Aggregate Points

Introduction

The function of aggregating points can aggregate dense points or construct a polygon for the same cluster of points according to density-based clustering. After aggregation, a field named “ResultType” will be generated for aggregation type information statistics.

Applications scenarios

This function is applicable to massive data for classification according to the degrees of affinity of spatial relation of points. Also, users can construct region objects for a cluster of points that are dense in the geographical position.
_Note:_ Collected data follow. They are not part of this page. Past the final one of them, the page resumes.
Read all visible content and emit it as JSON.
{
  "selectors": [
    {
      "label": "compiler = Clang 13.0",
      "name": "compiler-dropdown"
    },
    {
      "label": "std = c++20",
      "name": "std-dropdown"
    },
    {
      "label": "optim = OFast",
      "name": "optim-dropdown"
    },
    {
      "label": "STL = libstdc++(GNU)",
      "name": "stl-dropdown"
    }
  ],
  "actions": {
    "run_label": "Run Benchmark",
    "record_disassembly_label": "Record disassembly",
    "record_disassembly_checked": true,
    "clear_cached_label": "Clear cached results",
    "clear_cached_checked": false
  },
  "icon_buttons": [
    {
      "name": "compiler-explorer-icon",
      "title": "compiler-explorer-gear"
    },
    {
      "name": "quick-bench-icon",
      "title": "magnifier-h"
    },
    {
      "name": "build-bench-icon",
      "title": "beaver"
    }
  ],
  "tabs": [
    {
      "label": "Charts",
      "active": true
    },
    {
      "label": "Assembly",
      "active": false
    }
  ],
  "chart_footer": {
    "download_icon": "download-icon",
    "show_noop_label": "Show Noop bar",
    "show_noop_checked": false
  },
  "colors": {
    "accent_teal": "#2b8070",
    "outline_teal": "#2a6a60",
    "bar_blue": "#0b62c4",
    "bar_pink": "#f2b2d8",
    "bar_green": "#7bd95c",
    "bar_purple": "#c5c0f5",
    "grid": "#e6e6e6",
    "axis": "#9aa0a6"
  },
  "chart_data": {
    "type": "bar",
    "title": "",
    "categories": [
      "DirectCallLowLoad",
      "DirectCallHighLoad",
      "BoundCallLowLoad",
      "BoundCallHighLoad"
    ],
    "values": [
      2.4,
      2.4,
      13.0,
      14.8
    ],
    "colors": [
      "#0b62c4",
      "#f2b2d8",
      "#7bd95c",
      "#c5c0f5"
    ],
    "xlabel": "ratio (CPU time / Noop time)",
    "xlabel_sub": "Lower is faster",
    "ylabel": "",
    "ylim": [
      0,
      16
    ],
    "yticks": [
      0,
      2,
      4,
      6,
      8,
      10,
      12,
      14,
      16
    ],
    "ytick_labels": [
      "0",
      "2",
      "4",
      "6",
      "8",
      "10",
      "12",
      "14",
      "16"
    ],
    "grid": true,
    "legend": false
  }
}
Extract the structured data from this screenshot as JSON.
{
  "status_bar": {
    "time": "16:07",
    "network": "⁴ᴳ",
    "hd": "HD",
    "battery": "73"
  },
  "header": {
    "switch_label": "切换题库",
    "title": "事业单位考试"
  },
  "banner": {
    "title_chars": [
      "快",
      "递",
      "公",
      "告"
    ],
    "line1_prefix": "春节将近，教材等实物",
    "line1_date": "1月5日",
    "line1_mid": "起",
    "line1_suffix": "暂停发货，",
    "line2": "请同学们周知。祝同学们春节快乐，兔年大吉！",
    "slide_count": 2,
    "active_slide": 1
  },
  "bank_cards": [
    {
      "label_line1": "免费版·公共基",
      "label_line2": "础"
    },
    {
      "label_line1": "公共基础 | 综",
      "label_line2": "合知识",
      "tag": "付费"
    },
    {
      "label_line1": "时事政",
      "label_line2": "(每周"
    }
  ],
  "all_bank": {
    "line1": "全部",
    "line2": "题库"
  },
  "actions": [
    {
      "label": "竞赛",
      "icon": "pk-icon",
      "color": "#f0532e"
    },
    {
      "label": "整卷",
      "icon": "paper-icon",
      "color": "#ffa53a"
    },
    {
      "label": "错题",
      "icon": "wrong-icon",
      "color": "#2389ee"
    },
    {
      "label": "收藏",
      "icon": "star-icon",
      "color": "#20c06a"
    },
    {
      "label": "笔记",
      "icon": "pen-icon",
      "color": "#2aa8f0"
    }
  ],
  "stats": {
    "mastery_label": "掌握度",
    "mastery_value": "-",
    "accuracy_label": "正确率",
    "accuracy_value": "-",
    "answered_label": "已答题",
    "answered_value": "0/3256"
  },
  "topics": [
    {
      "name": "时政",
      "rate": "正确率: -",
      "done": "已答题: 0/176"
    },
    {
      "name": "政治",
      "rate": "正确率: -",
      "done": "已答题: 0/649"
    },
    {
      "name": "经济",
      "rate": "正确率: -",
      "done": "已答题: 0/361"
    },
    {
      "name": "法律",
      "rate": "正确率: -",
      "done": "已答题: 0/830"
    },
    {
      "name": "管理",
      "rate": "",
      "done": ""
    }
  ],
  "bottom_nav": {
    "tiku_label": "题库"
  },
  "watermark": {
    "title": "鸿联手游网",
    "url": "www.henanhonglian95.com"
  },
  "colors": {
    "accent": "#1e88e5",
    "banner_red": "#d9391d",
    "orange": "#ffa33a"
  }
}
  • Remove noisy points of point cloud data: While acquiring point cloud data, it will be affected or disturbed by factors such as human actions, instruments, environment, measurement methods, etc. Therefore, point cloud data acquired will contain some noisy points. Point cloud acquired for measured features is often distributed continuously along the surface and the noisy points are often randomly distributed outside the point cloud. Therefore, users can remove noises through point aggregation function.
  • We can construct the area that has weak signals based on monitored data. The communication monitoring system will monitor the strength of the signals. Points with signals weaker than a certain strength will be extracted and areas with weak signals will be constructed through density aggregation function, which can be used for location selection of new signal towers.

Function Entrances

  • Data tab > Data Processing > Vector > Aggregate Point.
  • Toolbox > Data Processing > Vector > Aggregate Point. (iDesktopX)

Parameter Description

In the Aggregate Points dialog box, set the following parameters.

  • Source Data : Specify the datasource and the point dataset you want.

Only Aggregate Selected Points : If you have selected points in the point dataset, you can check the box to aggregate the selected points only.

  • Parameter Settings :
  • Cluster Radius: Set a radius for point aggregation. You can specify the radius unit from the drop-down list.
  • Threshold for number of point: Set and display the least number of points for a cluster. The value should be greater or equal to 2.
  • Result Data : specify a datasource to save the result dataset.

After a successful analysis, the output window will have a corresponding prompt. Clustering results obtained are shown below. AggregatePointsResult

Note

If Aggregate selected points only is checked, only region dataset will be generated, without adding the classification field to the source dataset.